最後還不忘提醒:江思思能對明鈺動手,下次或許就會對你、對於伯父、對伯母動手,你一定要小心。

資訊發出去後,桑清落都沒有一絲猶豫就刪除了內容。

明江看到訊息已經是晚上了,然而桑清落靠著自己的雙腿終於是回到段家。

劉伯早就站在門口張望了,看到她搖搖晃晃的身影,懸著的心總算是落下了。

“太太你回來了,我馬上叫人準備晚飯。”

桑清落擦了擦額頭的汗水,渾身沒勁,微微點頭:“好,麻煩劉伯了。”

想了想,她又抬頭看向樓上書房的方向問:“白川他吃了嗎?”

“先生還在忙工作,正好太太回來了,我去問問先生。”

劉伯上樓了,桑清落則是打起精神先去洗了一把臉。

段白川從樓上下來,看到坐在餐桌上那個乖巧恬靜的人,要不是劉伯提醒,他都險些忘了這個人了。

“白川,你的工作忙好了嗎?”

桑清落起身拉開凳子,等他走過來。

段白川想從她因為長途跋涉的發紅的臉上找到一絲委屈的痕跡,卻只看到她期待著自己過來的乾淨的眼神。

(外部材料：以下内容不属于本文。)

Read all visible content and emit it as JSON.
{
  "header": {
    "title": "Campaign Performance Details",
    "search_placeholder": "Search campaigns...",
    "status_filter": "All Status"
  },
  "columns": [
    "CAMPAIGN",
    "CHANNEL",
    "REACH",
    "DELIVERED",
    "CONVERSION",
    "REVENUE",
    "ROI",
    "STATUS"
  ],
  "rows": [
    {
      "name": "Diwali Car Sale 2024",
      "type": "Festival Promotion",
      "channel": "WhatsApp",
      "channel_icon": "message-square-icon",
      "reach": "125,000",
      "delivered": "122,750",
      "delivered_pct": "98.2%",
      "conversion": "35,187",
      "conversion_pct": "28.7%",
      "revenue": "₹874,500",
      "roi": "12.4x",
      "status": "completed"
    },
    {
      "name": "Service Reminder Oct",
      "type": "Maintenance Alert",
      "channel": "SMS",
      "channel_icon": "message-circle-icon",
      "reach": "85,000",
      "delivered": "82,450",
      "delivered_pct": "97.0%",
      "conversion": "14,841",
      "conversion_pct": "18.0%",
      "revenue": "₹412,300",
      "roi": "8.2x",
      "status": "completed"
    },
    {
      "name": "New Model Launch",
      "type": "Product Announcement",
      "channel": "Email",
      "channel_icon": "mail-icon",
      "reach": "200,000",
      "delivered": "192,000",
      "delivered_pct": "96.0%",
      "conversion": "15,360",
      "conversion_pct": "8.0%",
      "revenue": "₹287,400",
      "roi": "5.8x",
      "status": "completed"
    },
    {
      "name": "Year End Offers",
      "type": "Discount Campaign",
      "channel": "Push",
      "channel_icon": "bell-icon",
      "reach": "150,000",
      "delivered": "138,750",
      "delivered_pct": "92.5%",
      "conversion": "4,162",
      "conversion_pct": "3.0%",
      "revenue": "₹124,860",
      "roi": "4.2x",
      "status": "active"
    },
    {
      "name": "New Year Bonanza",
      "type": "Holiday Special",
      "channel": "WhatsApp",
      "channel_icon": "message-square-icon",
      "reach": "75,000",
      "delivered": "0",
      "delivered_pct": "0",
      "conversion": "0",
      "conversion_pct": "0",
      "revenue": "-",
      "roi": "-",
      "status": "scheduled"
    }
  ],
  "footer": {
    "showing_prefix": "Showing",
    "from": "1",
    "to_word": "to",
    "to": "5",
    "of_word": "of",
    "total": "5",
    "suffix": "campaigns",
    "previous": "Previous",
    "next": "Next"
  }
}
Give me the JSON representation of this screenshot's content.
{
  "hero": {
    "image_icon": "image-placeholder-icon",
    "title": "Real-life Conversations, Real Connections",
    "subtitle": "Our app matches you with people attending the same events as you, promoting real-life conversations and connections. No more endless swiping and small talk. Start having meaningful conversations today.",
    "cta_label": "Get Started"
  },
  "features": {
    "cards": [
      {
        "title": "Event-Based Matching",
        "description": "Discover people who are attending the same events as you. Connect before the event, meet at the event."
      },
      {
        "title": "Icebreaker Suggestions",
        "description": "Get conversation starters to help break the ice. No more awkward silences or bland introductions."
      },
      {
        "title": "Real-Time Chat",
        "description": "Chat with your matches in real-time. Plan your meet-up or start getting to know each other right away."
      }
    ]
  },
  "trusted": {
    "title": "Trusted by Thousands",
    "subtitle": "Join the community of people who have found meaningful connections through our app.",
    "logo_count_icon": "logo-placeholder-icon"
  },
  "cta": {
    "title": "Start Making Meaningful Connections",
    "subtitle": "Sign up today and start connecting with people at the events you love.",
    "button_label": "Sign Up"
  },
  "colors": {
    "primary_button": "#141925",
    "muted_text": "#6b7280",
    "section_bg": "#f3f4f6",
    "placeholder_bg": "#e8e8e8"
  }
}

他坐下,語帶挖苦:“看樣子段太太倒是很喜歡做傭人的工作。”

旁邊的傭人皆是一愣,心裡都在擔心這位不討先生喜歡的太太不會就這麼搶走了她們的工作吧。

桑清落盛了一碗湯端給他:“我喜歡你,只要你高興,我做什麼都可以。”

喜歡兩個字,就像是某種咒語,在耳邊揮之不去,他微頓的目光一閃而過的錯愕,而後迅速挪開。

桑清落坐回自己的位置,見他不說話了,才拿起筷子細嚼慢嚥地吃了起來。

她淺淺凹陷的梨渦好像在附和著她隨口就來的假話,看起來倒像是那麼一回事。

沉默了少許的段白川收回心思,他算是看出來了,這些雞毛蒜皮的羞辱根本就拿她沒辦法。

江思思太容易衝動,在羞辱她的這件事情上也只會幫倒忙。

“叮鈴鈴……”

突兀的手機鈴聲在二人之間響起,桑清落放在手邊的手機邊響邊震動。

而……看到螢幕上跳動的“明江”兩個字,段白川下意識捏緊了手裡的筷子,不知道是哪裡來怒氣,牽動著他的情緒,竟想摔了那手機。

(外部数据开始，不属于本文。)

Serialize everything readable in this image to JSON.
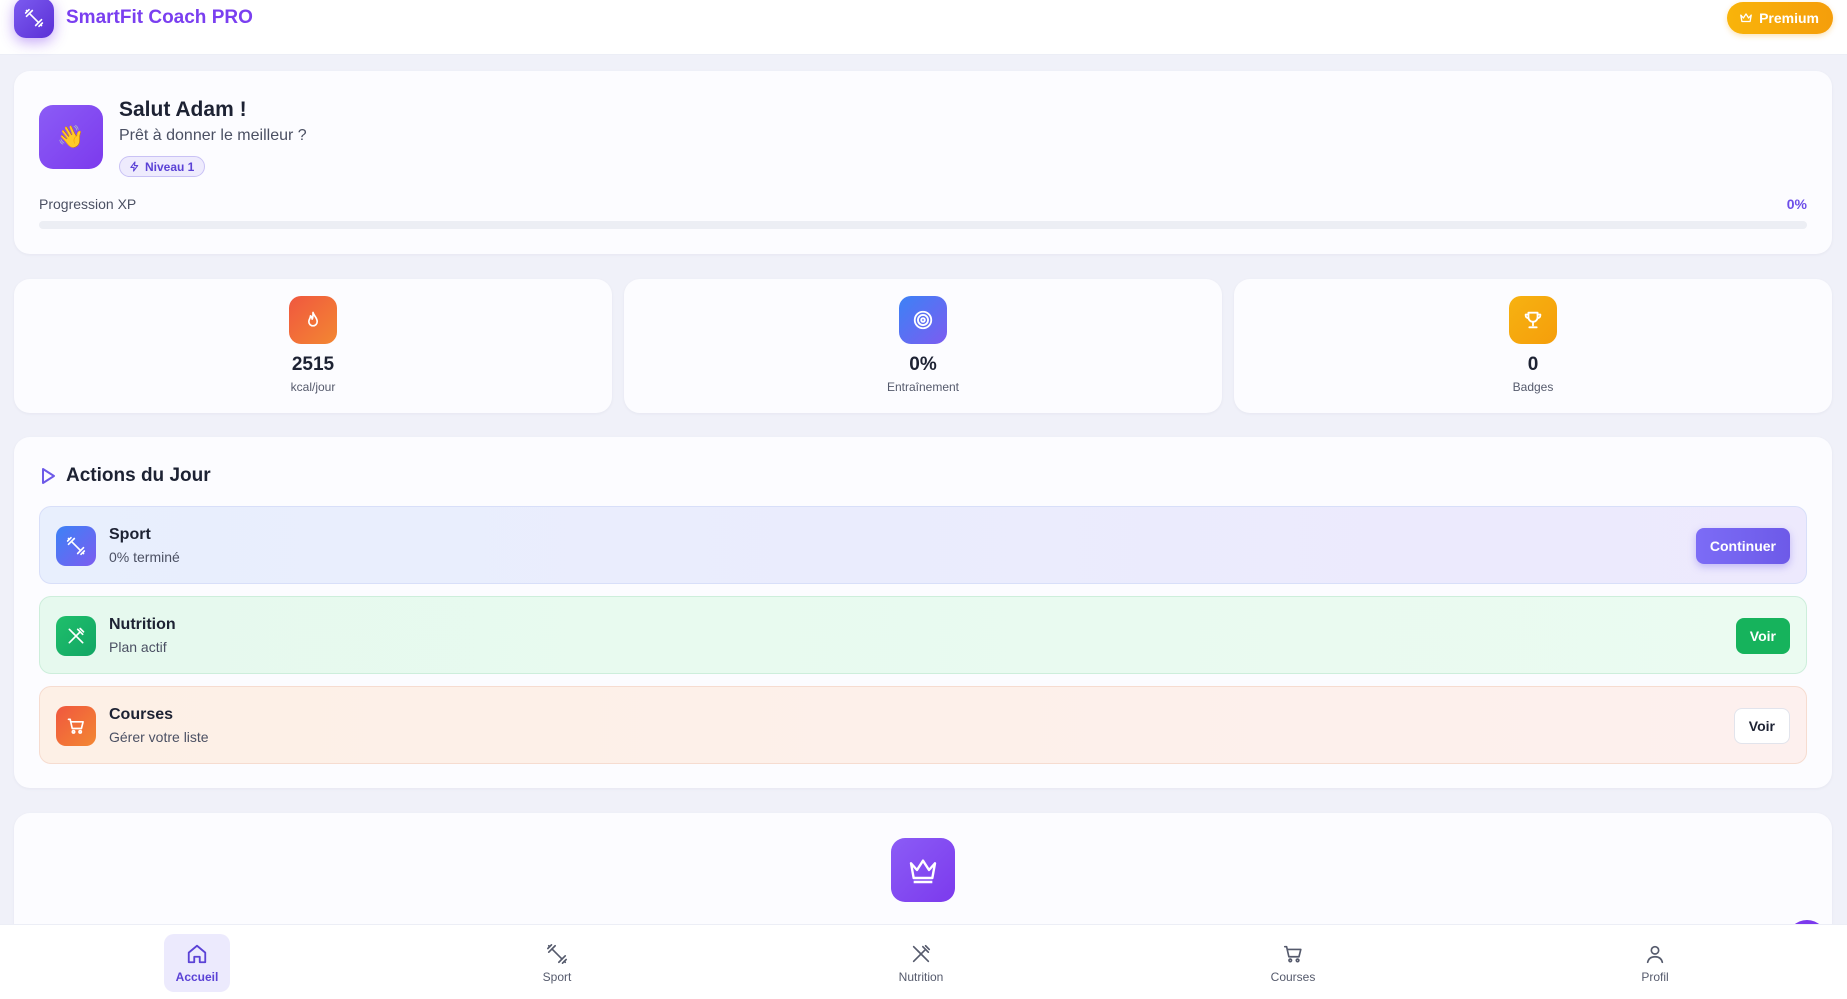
{
  "header": {
    "app_title": "SmartFit Coach PRO",
    "logo_icon": "dumbbell-icon",
    "premium_label": "Premium",
    "premium_icon": "crown-icon"
  },
  "welcome": {
    "greeting": "Salut Adam !",
    "subtitle": "Prêt à donner le meilleur ?",
    "avatar_emoji": "👋",
    "level_label": "Niveau 1",
    "xp_label": "Progression XP",
    "xp_percent_text": "0%",
    "xp_progress": 0
  },
  "stats": [
    {
      "value": "2515",
      "label": "kcal/jour",
      "icon": "flame-icon"
    },
    {
      "value": "0%",
      "label": "Entraînement",
      "icon": "target-icon"
    },
    {
      "value": "0",
      "label": "Badges",
      "icon": "trophy-icon"
    }
  ],
  "actions": {
    "title": "Actions du Jour",
    "title_icon": "play-icon",
    "items": [
      {
        "title": "Sport",
        "subtitle": "0% terminé",
        "button": "Continuer",
        "icon": "dumbbell-icon"
      },
      {
        "title": "Nutrition",
        "subtitle": "Plan actif",
        "button": "Voir",
        "icon": "utensils-icon"
      },
      {
        "title": "Courses",
        "subtitle": "Gérer votre liste",
        "button": "Voir",
        "icon": "cart-icon"
      }
    ]
  },
  "nav": [
    {
      "label": "Accueil",
      "icon": "home-icon",
      "active": true
    },
    {
      "label": "Sport",
      "icon": "dumbbell-icon",
      "active": false
    },
    {
      "label": "Nutrition",
      "icon": "utensils-icon",
      "active": false
    },
    {
      "label": "Courses",
      "icon": "cart-icon",
      "active": false
    },
    {
      "label": "Profil",
      "icon": "user-icon",
      "active": false
    }
  ],
  "colors": {
    "brand": "#7c3aed",
    "premium": "#f59e0b",
    "sport": "#3c82f6",
    "nutrition": "#16b35c",
    "courses": "#f0573f"
  }
}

桑清落明明跟明江說過了,沒事儘量別打電話,現在她正在接與不接之間陷入兩難。

轉眸對上段白川虎視眈眈的眼神,她扒了扒手機,沒了下一步的動作。

段白川沉默不語,她也不敢接,就這樣盯著螢幕一下一下地跳動。

就在她感覺被盯得都有些發毛的時候,段白川猛地站起來,不耐煩地把凳子踢開,抻了下衣襬,大步離開了。

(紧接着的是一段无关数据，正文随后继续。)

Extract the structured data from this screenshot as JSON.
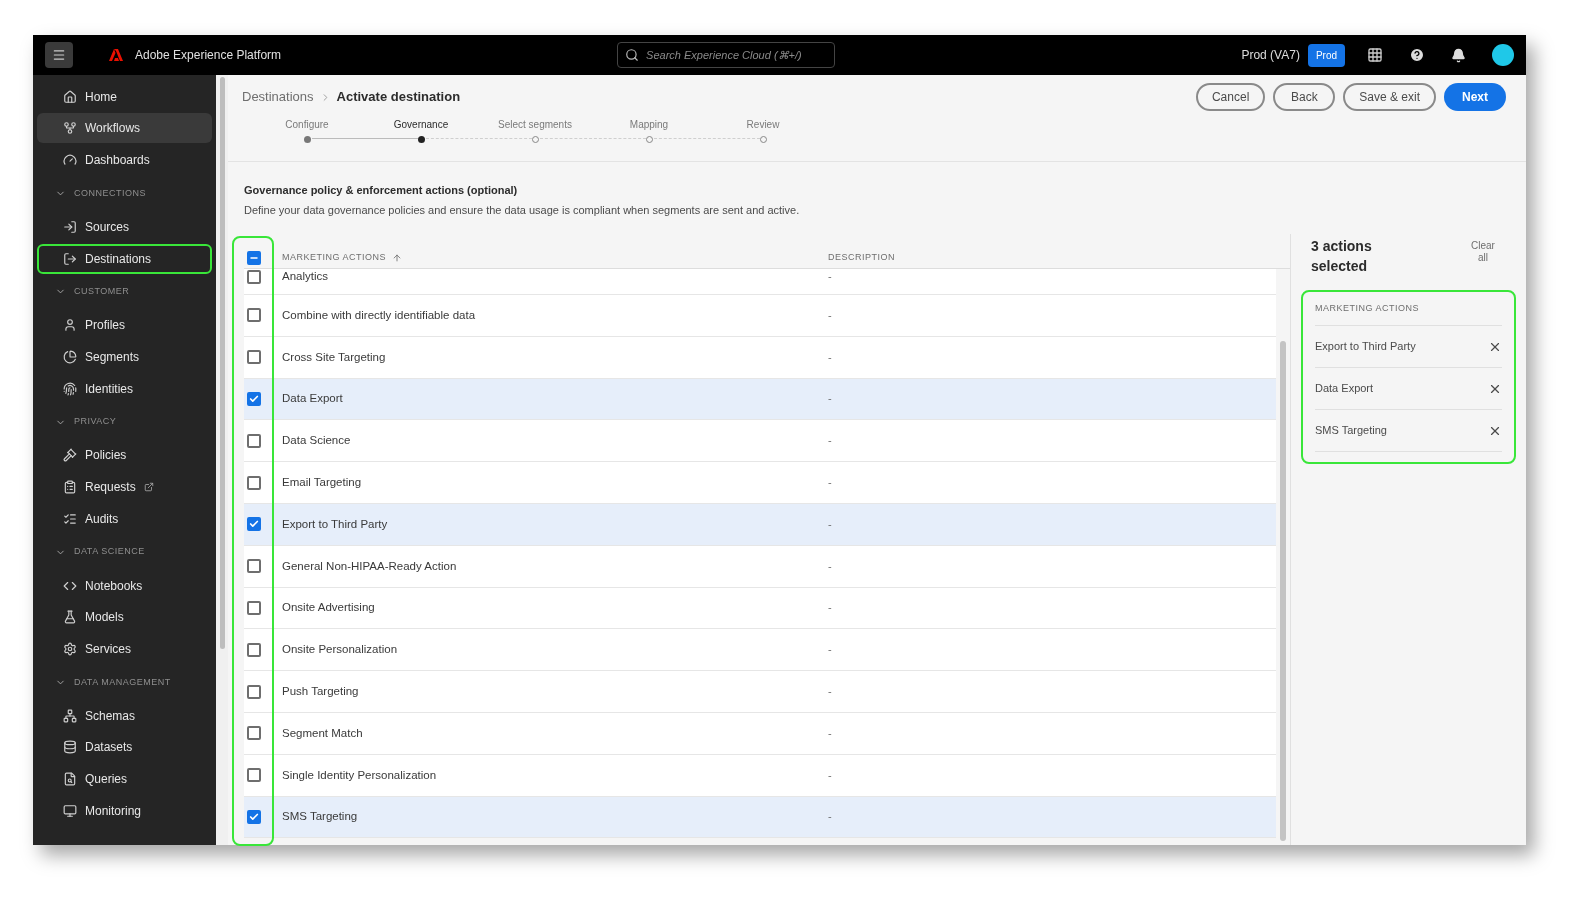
{
  "top_bar": {
    "app_name": "Adobe Experience Platform",
    "search": {
      "placeholder": "Search Experience Cloud (⌘+/)"
    },
    "environment": "Prod (VA7)",
    "env_badge": "Prod"
  },
  "sidebar": {
    "items": [
      {
        "kind": "item",
        "label": "Home",
        "selected": false,
        "highlighted": false
      },
      {
        "kind": "item",
        "label": "Workflows",
        "selected": true,
        "highlighted": false
      },
      {
        "kind": "item",
        "label": "Dashboards",
        "selected": false,
        "highlighted": false
      },
      {
        "kind": "section",
        "label": "CONNECTIONS",
        "expanded": true
      },
      {
        "kind": "item",
        "label": "Sources",
        "selected": false,
        "highlighted": false
      },
      {
        "kind": "item",
        "label": "Destinations",
        "selected": false,
        "highlighted": true
      },
      {
        "kind": "section",
        "label": "CUSTOMER",
        "expanded": true
      },
      {
        "kind": "item",
        "label": "Profiles",
        "selected": false,
        "highlighted": false
      },
      {
        "kind": "item",
        "label": "Segments",
        "selected": false,
        "highlighted": false
      },
      {
        "kind": "item",
        "label": "Identities",
        "selected": false,
        "highlighted": false
      },
      {
        "kind": "section",
        "label": "PRIVACY",
        "expanded": true
      },
      {
        "kind": "item",
        "label": "Policies",
        "selected": false,
        "highlighted": false
      },
      {
        "kind": "item",
        "label": "Requests",
        "selected": false,
        "highlighted": false,
        "external": true
      },
      {
        "kind": "item",
        "label": "Audits",
        "selected": false,
        "highlighted": false
      },
      {
        "kind": "section",
        "label": "DATA SCIENCE",
        "expanded": true
      },
      {
        "kind": "item",
        "label": "Notebooks",
        "selected": false,
        "highlighted": false
      },
      {
        "kind": "item",
        "label": "Models",
        "selected": false,
        "highlighted": false
      },
      {
        "kind": "item",
        "label": "Services",
        "selected": false,
        "highlighted": false
      },
      {
        "kind": "section",
        "label": "DATA MANAGEMENT",
        "expanded": true
      },
      {
        "kind": "item",
        "label": "Schemas",
        "selected": false,
        "highlighted": false
      },
      {
        "kind": "item",
        "label": "Datasets",
        "selected": false,
        "highlighted": false
      },
      {
        "kind": "item",
        "label": "Queries",
        "selected": false,
        "highlighted": false
      },
      {
        "kind": "item",
        "label": "Monitoring",
        "selected": false,
        "highlighted": false
      }
    ]
  },
  "breadcrumb": [
    {
      "label": "Destinations",
      "current": false
    },
    {
      "label": "Activate destination",
      "current": true
    }
  ],
  "buttons": [
    {
      "label": "Cancel",
      "kind": "secondary"
    },
    {
      "label": "Back",
      "kind": "secondary"
    },
    {
      "label": "Save & exit",
      "kind": "secondary"
    },
    {
      "label": "Next",
      "kind": "primary"
    }
  ],
  "steps": [
    {
      "label": "Configure",
      "completed": true,
      "selected": false
    },
    {
      "label": "Governance",
      "completed": false,
      "selected": true
    },
    {
      "label": "Select segments",
      "completed": false,
      "selected": false
    },
    {
      "label": "Mapping",
      "completed": false,
      "selected": false
    },
    {
      "label": "Review",
      "completed": false,
      "selected": false
    }
  ],
  "section": {
    "title": "Governance policy & enforcement actions (optional)",
    "description": "Define your data governance policies and ensure the data usage is compliant when segments are sent and active."
  },
  "table": {
    "select_all_indeterminate": true,
    "checkbox_column_highlighted": true,
    "columns": [
      {
        "label": "MARKETING ACTIONS",
        "sort_ascending": true
      },
      {
        "label": "DESCRIPTION"
      }
    ],
    "rows": [
      {
        "name": "Analytics",
        "description": "-",
        "checked": false,
        "partial": true
      },
      {
        "name": "Combine with directly identifiable data",
        "description": "-",
        "checked": false,
        "partial": false
      },
      {
        "name": "Cross Site Targeting",
        "description": "-",
        "checked": false,
        "partial": false
      },
      {
        "name": "Data Export",
        "description": "-",
        "checked": true,
        "partial": false
      },
      {
        "name": "Data Science",
        "description": "-",
        "checked": false,
        "partial": false
      },
      {
        "name": "Email Targeting",
        "description": "-",
        "checked": false,
        "partial": false
      },
      {
        "name": "Export to Third Party",
        "description": "-",
        "checked": true,
        "partial": false
      },
      {
        "name": "General Non-HIPAA-Ready Action",
        "description": "-",
        "checked": false,
        "partial": false
      },
      {
        "name": "Onsite Advertising",
        "description": "-",
        "checked": false,
        "partial": false
      },
      {
        "name": "Onsite Personalization",
        "description": "-",
        "checked": false,
        "partial": false
      },
      {
        "name": "Push Targeting",
        "description": "-",
        "checked": false,
        "partial": false
      },
      {
        "name": "Segment Match",
        "description": "-",
        "checked": false,
        "partial": false
      },
      {
        "name": "Single Identity Personalization",
        "description": "-",
        "checked": false,
        "partial": false
      },
      {
        "name": "SMS Targeting",
        "description": "-",
        "checked": true,
        "partial": false
      }
    ]
  },
  "selection_panel": {
    "title": "3 actions selected",
    "clear": "Clear all",
    "highlighted": true,
    "group_label": "MARKETING ACTIONS",
    "items": [
      "Export to Third Party",
      "Data Export",
      "SMS Targeting"
    ]
  }
}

……桑清落一臉懵逼地看著他的背影消失在門口的夜色裡,隨後的響起的汽車引擎聲也逐漸消失。

在鈴聲響最後一聲,她才滑下接聽鍵,緊接著傳來的就是明江焦急的詢問聲。

“清落,你有沒有受傷?”

桑清落掃了一眼客廳裡的傭人,捂著手機聽筒的位置,起身回房間了。

“我沒事,明鈺應該嚇壞了,她更需要安慰。”

“清落。”對面的聲音逐漸哽咽:“謝謝你,我……”

愧疚讓他難以啟齒,他連自己的家人都保護不好,怎麼好意思說得出保護好她的話。

桑清落知道他想說什麼,心裡頓時也悶悶的:“明江,我有自己的路要走,如果你真心想幫我,那就幫我照顧好自己,照顧好明鈺,伯父伯母……”

電話那頭的人久久不出聲,呼吸的聲音卻是逐漸沉重。

明江沒有答應,只是說:“清落,你也要照顧好自己。”

說完,他直接結束通話了電話。

桑清落放下手機,該死的眼淚也不爭氣地流了下來。

望著桌面上母親的照片,她果斷擦乾眼淚,現在的她還不配哭。

她摸去了段白川的書房,書房裡沒有監控,開啟了他的電腦,畫面停留在需要輸入密碼的頁面。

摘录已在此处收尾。